Last talk of note was Ben Terrett, Head of Design at the Government Digital Service. He had to follow a lady from the BBC who talked about their Olympics offering i.e a load of stirring clips and some stats about how impressive their online service was, which was very impressive but felt like cheating.

Now obviously I am a GDS fanboy. The way they are doing IT right in a big bureaucratic organisation is obviously impressive.  Again it was good to see how they were going about that from the aspiration to build something in the digital space as important as the road sign designs of Margaret Calvert (who they were actually working with and was a fierce critic and continued inspiration.)

The space to put so much effort into design is something I am in awe of. 250 staff at GDS. 16 designers. Strong ratio.

Combined working. New approaches were being tried at the GDS. Instead of designers crafting and pushing pixels in Photoshop they designed in the browser. This meant a designer and a front end coder would pair up and build together. So obvious yet so brilliant.

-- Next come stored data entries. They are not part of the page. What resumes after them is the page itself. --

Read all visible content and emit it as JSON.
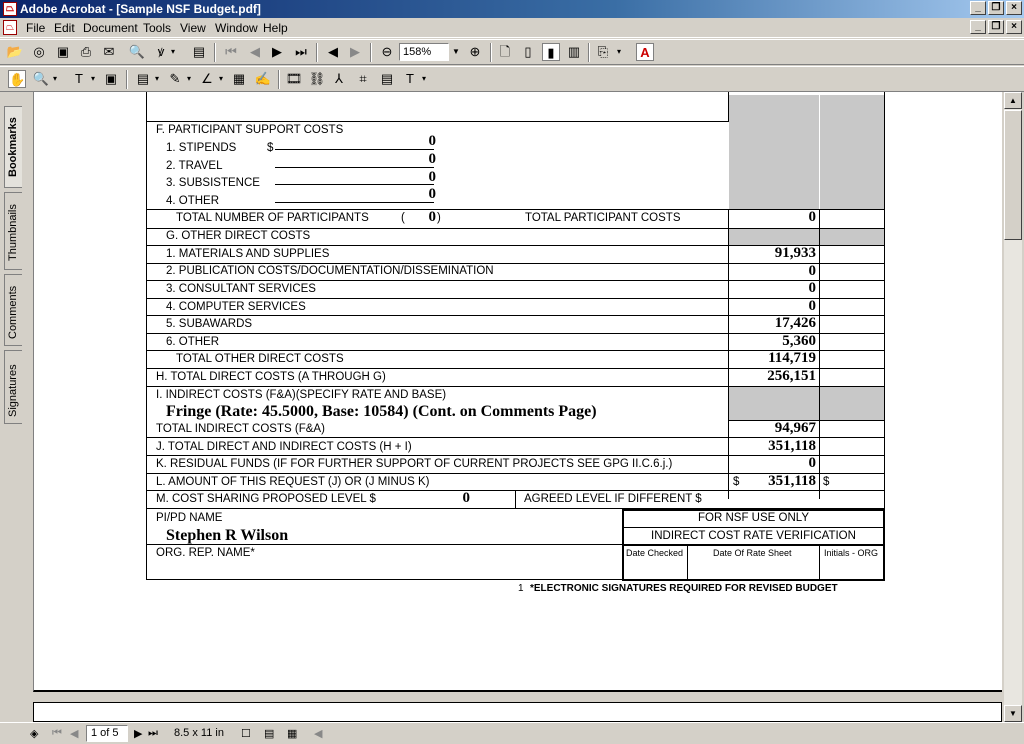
{
  "window": {
    "title": "Adobe Acrobat - [Sample NSF Budget.pdf]"
  },
  "menu": [
    "File",
    "Edit",
    "Document",
    "Tools",
    "View",
    "Window",
    "Help"
  ],
  "toolbar": {
    "zoom": "158%"
  },
  "sidetabs": [
    "Bookmarks",
    "Thumbnails",
    "Comments",
    "Signatures"
  ],
  "status": {
    "page": "1 of 5",
    "page_size": "8.5 x 11 in"
  },
  "form": {
    "F": "F.  PARTICIPANT SUPPORT COSTS",
    "F1": "1. STIPENDS",
    "F1_cur": "$",
    "F1_v": "0",
    "F2": "2. TRAVEL",
    "F2_v": "0",
    "F3": "3. SUBSISTENCE",
    "F3_v": "0",
    "F4": "4. OTHER",
    "F4_v": "0",
    "Fnum": "TOTAL NUMBER OF PARTICIPANTS",
    "Fnum_open": "(",
    "Fnum_v": "0",
    "Fnum_close": ")",
    "Ftot": "TOTAL PARTICIPANT COSTS",
    "Ftot_v": "0",
    "G": "G.  OTHER DIRECT COSTS",
    "G1": "1. MATERIALS AND SUPPLIES",
    "G1_v": "91,933",
    "G2": "2. PUBLICATION COSTS/DOCUMENTATION/DISSEMINATION",
    "G2_v": "0",
    "G3": "3. CONSULTANT SERVICES",
    "G3_v": "0",
    "G4": "4. COMPUTER SERVICES",
    "G4_v": "0",
    "G5": "5. SUBAWARDS",
    "G5_v": "17,426",
    "G6": "6. OTHER",
    "G6_v": "5,360",
    "Gtot": "TOTAL OTHER DIRECT COSTS",
    "Gtot_v": "114,719",
    "H": "H.  TOTAL DIRECT COSTS (A THROUGH G)",
    "H_v": "256,151",
    "I": "I.  INDIRECT COSTS (F&A)(SPECIFY RATE AND BASE)",
    "I_rate": "Fringe (Rate: 45.5000, Base: 10584) (Cont. on Comments Page)",
    "Itot": "TOTAL INDIRECT COSTS (F&A)",
    "Itot_v": "94,967",
    "J": "J.  TOTAL DIRECT AND INDIRECT COSTS (H + I)",
    "J_v": "351,118",
    "K": "K.  RESIDUAL FUNDS (IF FOR FURTHER SUPPORT OF CURRENT  PROJECTS SEE GPG II.C.6.j.)",
    "K_v": "0",
    "L": "L.  AMOUNT OF THIS REQUEST (J) OR (J MINUS K)",
    "L_cur": "$",
    "L_v": "351,118",
    "L_cur2": "$",
    "M": "M. COST SHARING PROPOSED LEVEL $",
    "M_v": "0",
    "M_agreed": "AGREED LEVEL IF DIFFERENT $",
    "pi_label": "PI/PD NAME",
    "pi_name": "Stephen R Wilson",
    "org_label": "ORG. REP. NAME*",
    "nsf_only": "FOR NSF USE ONLY",
    "nsf_verif": "INDIRECT COST RATE VERIFICATION",
    "nsf_c1": "Date Checked",
    "nsf_c2": "Date Of Rate Sheet",
    "nsf_c3": "Initials - ORG",
    "footer_num": "1",
    "footer": "*ELECTRONIC SIGNATURES REQUIRED FOR REVISED BUDGET"
  }
}
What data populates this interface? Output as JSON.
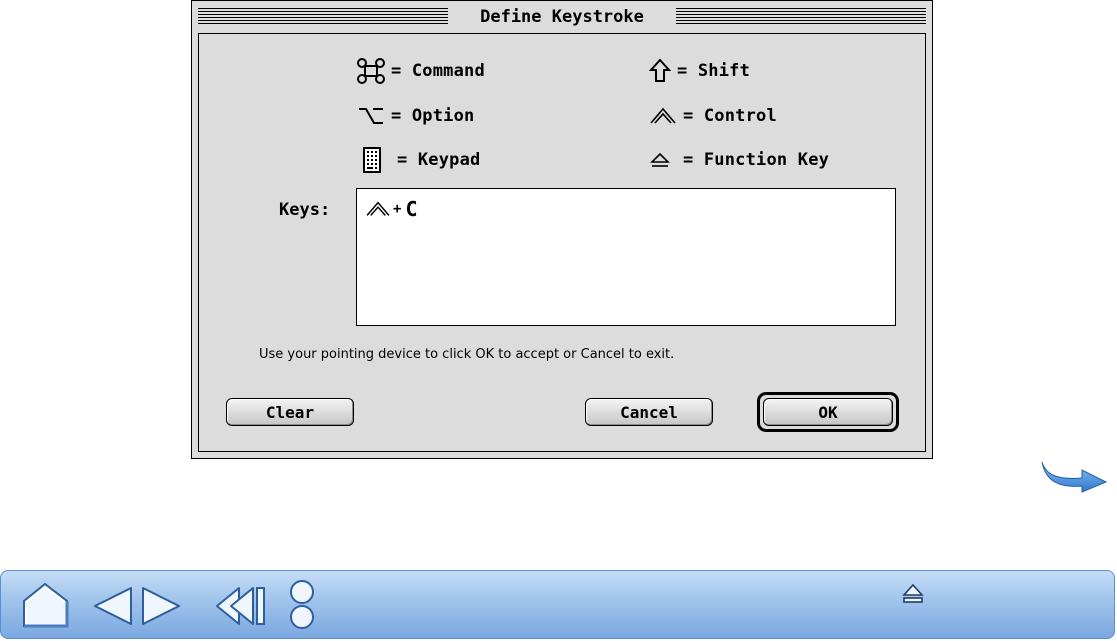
{
  "dialog": {
    "title": "Define Keystroke",
    "legend": [
      {
        "symbol": "command-icon",
        "text": "= Command"
      },
      {
        "symbol": "shift-icon",
        "text": "= Shift"
      },
      {
        "symbol": "option-icon",
        "text": "= Option"
      },
      {
        "symbol": "control-icon",
        "text": "= Control"
      },
      {
        "symbol": "keypad-icon",
        "text": "= Keypad"
      },
      {
        "symbol": "function-key-icon",
        "text": "= Function Key"
      }
    ],
    "keys_label": "Keys:",
    "keys_value": {
      "modifier": "control-icon",
      "plus": "+",
      "key": "C"
    },
    "hint": "Use your pointing device to click OK to accept or Cancel to exit.",
    "buttons": {
      "clear": "Clear",
      "cancel": "Cancel",
      "ok": "OK"
    }
  },
  "navigation": {
    "items": [
      "home-icon",
      "previous-page-icon",
      "next-page-icon",
      "back-icon",
      "pages-icon",
      "eject-icon"
    ],
    "colors": {
      "bar": "#9fc3ec",
      "bar_dark": "#5a8fd0",
      "arrow": "#3b86d8"
    }
  }
}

Mission patches. The thing that inspires me about GDS is the purpose. It drips out of everything they do. I am sure it is not all sweetness and light but from the outside it looks pretty bloody good. Ben shared a great example of mission patches, borrowed from NASA. For each major piece of development and release they handed out mission patches to all involved. These stickers are badges of honour on the laptops of those involved. A seemingly simple thing but a great display of team work.

mission patch

Paring back to an absolute minimum. Ben gave a great example of some feedback from Margaret Calvert where she had challenged them to really go back to basics with information design. What did the page design look like with a single font at a single weight? Was it still clear and understandable? This minimum viable approach helped shape their thinking and while they did not stick with one font and one weight they only use three weights and the single font they chose was actually the digital version of Transport, the font used on the road signs and designed by you know who.

Like so many of the talks it was a shame this was not recorded in any way. I guess my last words on it will be this…

‘What is the user need, not what is the government need’ Replace the word government with your industry and there is the focus so often disregarded. If you forget that then you are only going to be ever designing from a point of misunderstanding.